Rule number one of Scottish Winter Climbing I was told – “Never plan to go winter climbing, the conditions will always be dreich” – well, our bottle of whisky sacrificed to the weather gods obviously paid off as the forecast for our weekend meet was stable high pressure bringing sunshine and settled winds. So, in search of snow and ice in a season which has so far been thin in places, 4 members of the KMC headed north to Port Appin, their new home for 3 nights in the western highlands. With a mix of experience and objectives, hopes were high and most importantly – people were keen!
Friday’s forecast was suggesting a blue bird day. With little hesitation, Jonny H and I planned a big day out on Ben Nevis. We arrived in the North Face car park bright and early after waking up in the early dark hours. 2 hours later we arrived at the CIC hut and made a line for Coire an Ciste. Gearing up at the snow line, we weaved up the steep snow slopes between No. 3 and No.4 Gully to find our route – North Gully (Grade II**). We swung leads up the route on bullet hard snow, myself leading the crux pitch, a 20m steep ice section. I had the pleasure of leading the top out over the cornice on my first winter lead climb – I was a very happy guy! With Jonny safely on the plateau, we plodded up to the summit to touch the top, before making our way down the tourist route under bright beautiful blue sky with views stretching to the horizon.
Oli, needing to finish off some work was lured by the bright lights of Fort William where a shiny new pair of mountaineering boots were purchased. Feeling keen and not wanting to miss out on the stunning weather, he broke his new boots in on the snow banks near the CIC hut underneath the imposing faces of The Ben.

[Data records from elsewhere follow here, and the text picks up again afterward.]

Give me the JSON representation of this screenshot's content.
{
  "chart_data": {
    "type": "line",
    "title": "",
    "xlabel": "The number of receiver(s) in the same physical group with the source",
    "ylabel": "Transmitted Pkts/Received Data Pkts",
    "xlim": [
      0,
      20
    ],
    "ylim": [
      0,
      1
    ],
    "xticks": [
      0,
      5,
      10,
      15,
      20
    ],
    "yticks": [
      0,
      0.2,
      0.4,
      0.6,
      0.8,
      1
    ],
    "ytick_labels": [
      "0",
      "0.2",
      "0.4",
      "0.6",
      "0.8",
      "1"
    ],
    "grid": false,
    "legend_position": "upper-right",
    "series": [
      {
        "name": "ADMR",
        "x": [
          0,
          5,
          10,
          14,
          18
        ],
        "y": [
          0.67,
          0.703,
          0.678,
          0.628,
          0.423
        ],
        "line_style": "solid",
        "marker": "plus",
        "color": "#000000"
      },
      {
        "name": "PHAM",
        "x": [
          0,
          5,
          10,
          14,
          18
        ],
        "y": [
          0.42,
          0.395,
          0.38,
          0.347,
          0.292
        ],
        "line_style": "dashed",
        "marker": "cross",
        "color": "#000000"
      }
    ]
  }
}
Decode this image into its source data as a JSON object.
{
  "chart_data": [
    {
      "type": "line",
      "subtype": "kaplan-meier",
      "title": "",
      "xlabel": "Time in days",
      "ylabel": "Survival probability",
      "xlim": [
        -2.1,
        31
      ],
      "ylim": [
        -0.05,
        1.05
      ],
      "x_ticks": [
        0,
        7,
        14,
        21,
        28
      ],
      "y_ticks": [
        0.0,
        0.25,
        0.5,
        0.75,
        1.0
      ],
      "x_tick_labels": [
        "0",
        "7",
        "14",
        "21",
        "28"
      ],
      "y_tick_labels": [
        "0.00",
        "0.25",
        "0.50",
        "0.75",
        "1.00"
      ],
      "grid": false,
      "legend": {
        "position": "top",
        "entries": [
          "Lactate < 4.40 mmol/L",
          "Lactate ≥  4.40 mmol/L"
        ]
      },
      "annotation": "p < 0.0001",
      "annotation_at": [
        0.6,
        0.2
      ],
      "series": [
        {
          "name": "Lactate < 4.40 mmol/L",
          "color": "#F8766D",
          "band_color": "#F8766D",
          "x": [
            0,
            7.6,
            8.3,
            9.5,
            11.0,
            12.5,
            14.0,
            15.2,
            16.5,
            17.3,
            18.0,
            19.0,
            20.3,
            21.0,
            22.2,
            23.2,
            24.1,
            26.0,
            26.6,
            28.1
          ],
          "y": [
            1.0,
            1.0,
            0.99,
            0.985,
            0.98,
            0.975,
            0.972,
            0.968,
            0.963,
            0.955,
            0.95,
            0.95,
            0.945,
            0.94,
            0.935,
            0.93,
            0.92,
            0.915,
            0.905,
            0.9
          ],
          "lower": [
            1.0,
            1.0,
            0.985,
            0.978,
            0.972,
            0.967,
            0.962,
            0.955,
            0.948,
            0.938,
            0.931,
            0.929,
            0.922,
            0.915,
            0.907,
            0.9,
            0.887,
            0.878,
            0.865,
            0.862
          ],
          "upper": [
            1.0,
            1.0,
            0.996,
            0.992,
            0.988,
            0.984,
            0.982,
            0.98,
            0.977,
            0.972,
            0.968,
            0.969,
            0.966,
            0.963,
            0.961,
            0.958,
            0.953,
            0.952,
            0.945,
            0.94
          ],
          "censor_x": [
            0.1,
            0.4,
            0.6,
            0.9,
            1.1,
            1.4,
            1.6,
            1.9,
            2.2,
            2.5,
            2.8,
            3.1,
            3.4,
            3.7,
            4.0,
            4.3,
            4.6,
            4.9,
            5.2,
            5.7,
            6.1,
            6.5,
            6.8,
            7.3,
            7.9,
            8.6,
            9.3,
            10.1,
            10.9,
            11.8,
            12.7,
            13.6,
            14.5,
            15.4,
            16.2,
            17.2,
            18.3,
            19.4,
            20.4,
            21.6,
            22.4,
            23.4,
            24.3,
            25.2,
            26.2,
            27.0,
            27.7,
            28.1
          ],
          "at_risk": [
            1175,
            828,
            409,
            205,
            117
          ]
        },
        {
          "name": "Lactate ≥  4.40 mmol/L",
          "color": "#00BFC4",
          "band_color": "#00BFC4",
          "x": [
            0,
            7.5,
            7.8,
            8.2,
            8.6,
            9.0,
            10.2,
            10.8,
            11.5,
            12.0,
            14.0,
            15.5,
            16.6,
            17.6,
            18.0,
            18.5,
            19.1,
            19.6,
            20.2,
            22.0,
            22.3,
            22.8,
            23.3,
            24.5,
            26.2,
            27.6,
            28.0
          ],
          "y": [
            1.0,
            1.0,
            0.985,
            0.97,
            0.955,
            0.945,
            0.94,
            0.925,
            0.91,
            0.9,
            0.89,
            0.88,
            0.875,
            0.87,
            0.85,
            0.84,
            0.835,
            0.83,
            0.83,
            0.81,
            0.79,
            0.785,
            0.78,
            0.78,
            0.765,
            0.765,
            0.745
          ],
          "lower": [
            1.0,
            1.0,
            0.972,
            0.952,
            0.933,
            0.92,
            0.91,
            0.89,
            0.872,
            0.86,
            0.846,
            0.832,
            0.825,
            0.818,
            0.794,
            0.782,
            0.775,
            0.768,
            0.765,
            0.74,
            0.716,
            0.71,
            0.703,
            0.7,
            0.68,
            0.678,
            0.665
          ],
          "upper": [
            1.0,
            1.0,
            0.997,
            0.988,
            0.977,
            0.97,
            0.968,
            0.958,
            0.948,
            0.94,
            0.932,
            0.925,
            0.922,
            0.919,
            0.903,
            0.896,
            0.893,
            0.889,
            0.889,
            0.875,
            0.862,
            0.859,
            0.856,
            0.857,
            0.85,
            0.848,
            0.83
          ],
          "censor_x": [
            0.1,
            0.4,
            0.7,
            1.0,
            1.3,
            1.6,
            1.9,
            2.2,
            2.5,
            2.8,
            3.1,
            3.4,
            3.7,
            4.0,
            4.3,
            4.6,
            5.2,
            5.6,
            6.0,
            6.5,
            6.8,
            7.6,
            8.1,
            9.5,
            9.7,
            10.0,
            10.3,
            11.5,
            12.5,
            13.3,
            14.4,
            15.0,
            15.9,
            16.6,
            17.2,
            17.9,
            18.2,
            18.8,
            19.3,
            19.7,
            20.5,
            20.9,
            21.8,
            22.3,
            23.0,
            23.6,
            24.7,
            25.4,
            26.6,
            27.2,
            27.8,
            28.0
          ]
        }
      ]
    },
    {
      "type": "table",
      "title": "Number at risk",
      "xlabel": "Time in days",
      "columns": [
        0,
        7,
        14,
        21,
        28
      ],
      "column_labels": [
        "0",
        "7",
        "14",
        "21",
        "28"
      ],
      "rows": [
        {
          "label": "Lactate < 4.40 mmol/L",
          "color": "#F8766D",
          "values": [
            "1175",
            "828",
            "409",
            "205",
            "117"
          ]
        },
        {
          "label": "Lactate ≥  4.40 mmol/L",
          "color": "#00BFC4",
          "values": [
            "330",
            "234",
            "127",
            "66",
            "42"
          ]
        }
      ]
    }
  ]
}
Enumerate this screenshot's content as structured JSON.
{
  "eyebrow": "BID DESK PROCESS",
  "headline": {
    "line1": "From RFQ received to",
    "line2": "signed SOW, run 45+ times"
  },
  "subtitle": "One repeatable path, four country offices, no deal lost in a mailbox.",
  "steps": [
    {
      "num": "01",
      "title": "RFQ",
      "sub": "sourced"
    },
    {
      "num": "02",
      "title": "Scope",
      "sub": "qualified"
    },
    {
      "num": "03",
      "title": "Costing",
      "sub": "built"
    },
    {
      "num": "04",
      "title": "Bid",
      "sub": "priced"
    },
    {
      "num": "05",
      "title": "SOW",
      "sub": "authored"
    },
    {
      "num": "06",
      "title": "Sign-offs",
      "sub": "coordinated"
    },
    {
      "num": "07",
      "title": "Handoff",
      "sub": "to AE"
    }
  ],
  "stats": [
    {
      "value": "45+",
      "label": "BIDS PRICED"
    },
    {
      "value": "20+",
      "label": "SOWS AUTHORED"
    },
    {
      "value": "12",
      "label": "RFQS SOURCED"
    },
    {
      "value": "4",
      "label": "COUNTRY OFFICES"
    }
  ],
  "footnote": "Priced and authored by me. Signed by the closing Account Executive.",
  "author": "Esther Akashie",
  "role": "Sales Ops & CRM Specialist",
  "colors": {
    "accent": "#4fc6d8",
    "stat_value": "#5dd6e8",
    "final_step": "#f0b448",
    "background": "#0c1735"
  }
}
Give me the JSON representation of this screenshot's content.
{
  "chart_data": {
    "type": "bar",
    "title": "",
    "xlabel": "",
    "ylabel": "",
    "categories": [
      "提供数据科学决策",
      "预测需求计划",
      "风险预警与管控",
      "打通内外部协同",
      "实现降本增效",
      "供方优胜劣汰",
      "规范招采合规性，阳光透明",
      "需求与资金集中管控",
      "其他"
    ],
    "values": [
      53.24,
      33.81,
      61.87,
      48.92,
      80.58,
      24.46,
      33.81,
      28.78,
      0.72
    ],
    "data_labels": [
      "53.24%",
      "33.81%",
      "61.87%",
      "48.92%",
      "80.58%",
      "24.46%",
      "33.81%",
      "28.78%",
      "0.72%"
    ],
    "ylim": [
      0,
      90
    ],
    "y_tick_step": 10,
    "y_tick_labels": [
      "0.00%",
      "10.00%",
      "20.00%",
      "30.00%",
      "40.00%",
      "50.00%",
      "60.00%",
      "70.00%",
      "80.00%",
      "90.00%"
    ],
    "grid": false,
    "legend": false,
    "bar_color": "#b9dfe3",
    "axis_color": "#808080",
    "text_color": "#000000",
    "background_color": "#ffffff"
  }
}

With Mike arriving on Friday evening, Saturday saw two teams heading out to different areas. Mike and Oli headed for their big day on The Ben and climbed Comb Gully (Grade IV,4***) with Mike leading Oli on his first big winter multi-pitch. The smiles from the pictures showed they had an amazing day, topped off with a descent via No.4 Gully. Jonny and I headed for Glencoe in hope that Dorsal Arête (Grade II***) on Stob Coire nan Lochan would be in condition. From pictures and looking up from the valley bottom, we were hopeful, however the gamble did not pay off – and worse our back up routes were also out of condition. With limited options available, we elected for a single axe trip up Broad Gully (Grade I*). Another amazing day out in perfect weather conditions with views stretching for miles.
By Sunday, the weather was starting to change, but still being exceedingly kind by usual Scottish Winter standards. Mike and Oli headed to Aonach Mòr, taking the early morning Ski Gondola, then hiking up to the top of Easy Gully, where they descended off a snow bollard into Coire an Lochain and climbed Left Twin (Grade III,4***). Jonny and I fixed up our accommodation giving the other team an early start and headed back down the road – full of happy memories, ambitions for future trips and tired legs.